The same could be said, in varying degrees, about the 1949, 1976 and 1986 episodes.

Taking Britain off the gold standard in 1931 did the country little good even in the short term when the world economy slumped and everyone went for protectionism. Prior to that, the magical automatic mechanisms of the gold standard delivered "internal depreciation" – cutting wages and prices at home to alter the exchange rate in real terms – and could usually be relied upon to get the British economy moving. In short: the UK has long made its way by selling and investing abroad, and now is no different; "export or Die" is an old but durable slogan. Meanwhile the other piece of good news is the usefulness of cheap money to help us out of a slump. We certainly have that now, though more at the official than the retail end of things. Even so, it doesn't take much imagination to see how higher rates would now be crucifying mortgage holders – and the wider economy – if we were suffering from a Greek-style crisis.

At the start of the Great Depression of the Thirties, as Milton Friedman always pointed out, interest rates on both sides of the Atlantic were too high, and monetary policy was not inflationary enough as deflation loomed.

Real rates were often above 5 per cent in Britain, a painfully severe regime, as against negative rates for the past couple of years. We have successfully avoided a repeat of that, so far.

The final lesson is that war has often provided a powerful stimulus to the British economy – perhaps the most reliable of all, in Napoleonic times and later.

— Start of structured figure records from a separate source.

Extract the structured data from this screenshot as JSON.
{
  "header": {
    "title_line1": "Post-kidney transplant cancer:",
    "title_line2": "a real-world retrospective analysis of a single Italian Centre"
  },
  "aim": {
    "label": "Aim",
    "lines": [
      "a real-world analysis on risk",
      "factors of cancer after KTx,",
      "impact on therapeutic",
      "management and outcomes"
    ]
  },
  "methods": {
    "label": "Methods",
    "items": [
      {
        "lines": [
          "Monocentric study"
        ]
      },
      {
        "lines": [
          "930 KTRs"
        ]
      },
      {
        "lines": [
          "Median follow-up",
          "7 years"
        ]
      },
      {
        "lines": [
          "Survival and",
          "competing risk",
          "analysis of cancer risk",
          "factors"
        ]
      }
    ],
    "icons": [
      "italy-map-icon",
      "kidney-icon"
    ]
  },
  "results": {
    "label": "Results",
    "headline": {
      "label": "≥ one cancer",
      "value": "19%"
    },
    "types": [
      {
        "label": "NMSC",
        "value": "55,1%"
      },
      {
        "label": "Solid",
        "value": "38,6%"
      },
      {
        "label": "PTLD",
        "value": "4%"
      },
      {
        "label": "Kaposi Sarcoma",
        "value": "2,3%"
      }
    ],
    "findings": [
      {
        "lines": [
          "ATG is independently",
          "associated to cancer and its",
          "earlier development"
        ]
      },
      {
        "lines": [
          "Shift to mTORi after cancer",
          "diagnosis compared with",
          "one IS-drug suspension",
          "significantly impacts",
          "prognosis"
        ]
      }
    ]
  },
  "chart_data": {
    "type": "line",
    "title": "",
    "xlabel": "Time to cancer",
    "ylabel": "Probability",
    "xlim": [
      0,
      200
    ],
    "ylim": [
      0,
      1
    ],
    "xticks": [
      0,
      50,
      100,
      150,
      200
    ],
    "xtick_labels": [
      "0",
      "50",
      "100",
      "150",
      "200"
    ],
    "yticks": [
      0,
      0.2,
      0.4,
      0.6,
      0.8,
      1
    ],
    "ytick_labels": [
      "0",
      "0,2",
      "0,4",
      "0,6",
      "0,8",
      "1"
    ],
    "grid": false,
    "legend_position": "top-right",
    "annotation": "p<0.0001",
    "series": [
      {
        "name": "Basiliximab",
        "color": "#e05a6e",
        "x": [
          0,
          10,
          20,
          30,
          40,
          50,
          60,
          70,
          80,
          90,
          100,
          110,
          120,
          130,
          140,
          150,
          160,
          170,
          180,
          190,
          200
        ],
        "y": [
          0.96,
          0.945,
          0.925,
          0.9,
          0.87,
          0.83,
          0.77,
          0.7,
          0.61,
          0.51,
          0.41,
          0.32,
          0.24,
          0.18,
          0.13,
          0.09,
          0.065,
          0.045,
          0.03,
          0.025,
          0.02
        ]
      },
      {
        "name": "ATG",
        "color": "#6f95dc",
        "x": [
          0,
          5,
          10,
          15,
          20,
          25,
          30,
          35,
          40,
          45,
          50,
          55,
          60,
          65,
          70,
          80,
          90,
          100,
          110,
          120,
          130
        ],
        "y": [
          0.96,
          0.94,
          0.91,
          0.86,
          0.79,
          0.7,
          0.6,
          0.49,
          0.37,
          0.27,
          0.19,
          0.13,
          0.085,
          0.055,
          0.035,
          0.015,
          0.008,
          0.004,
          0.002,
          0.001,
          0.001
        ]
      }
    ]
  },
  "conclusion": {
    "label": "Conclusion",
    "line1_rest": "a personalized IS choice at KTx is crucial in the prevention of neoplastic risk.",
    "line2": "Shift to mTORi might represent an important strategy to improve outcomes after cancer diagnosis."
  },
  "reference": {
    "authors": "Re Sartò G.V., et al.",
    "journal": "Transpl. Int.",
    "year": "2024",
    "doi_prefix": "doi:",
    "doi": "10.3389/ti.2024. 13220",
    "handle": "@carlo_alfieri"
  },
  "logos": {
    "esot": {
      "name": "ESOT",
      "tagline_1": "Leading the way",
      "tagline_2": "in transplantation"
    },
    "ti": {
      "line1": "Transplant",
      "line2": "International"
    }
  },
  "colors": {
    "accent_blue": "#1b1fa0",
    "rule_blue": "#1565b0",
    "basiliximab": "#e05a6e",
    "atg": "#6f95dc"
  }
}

It was in fact only the Second World War that ended mass unemployment, pushing the jobless rate below 10 per cent for the first time in two decades. I told you there was mixed news.

Such is their Palladian achievement that I have to name-check the authors – Sally Hills and Ryland Thomas of the Bank, and Nicholas Dimsdale of The Queens College, Oxford (to whom I owe an additional debt as he taught me some of what little I can recall of my economics).

By the way: last week I wrote that Mervyn King would be up for reappointment for another term as Governor of the Bank of England in 2013. Not so. Legislation limits him to two terms. I am happy to correct my error.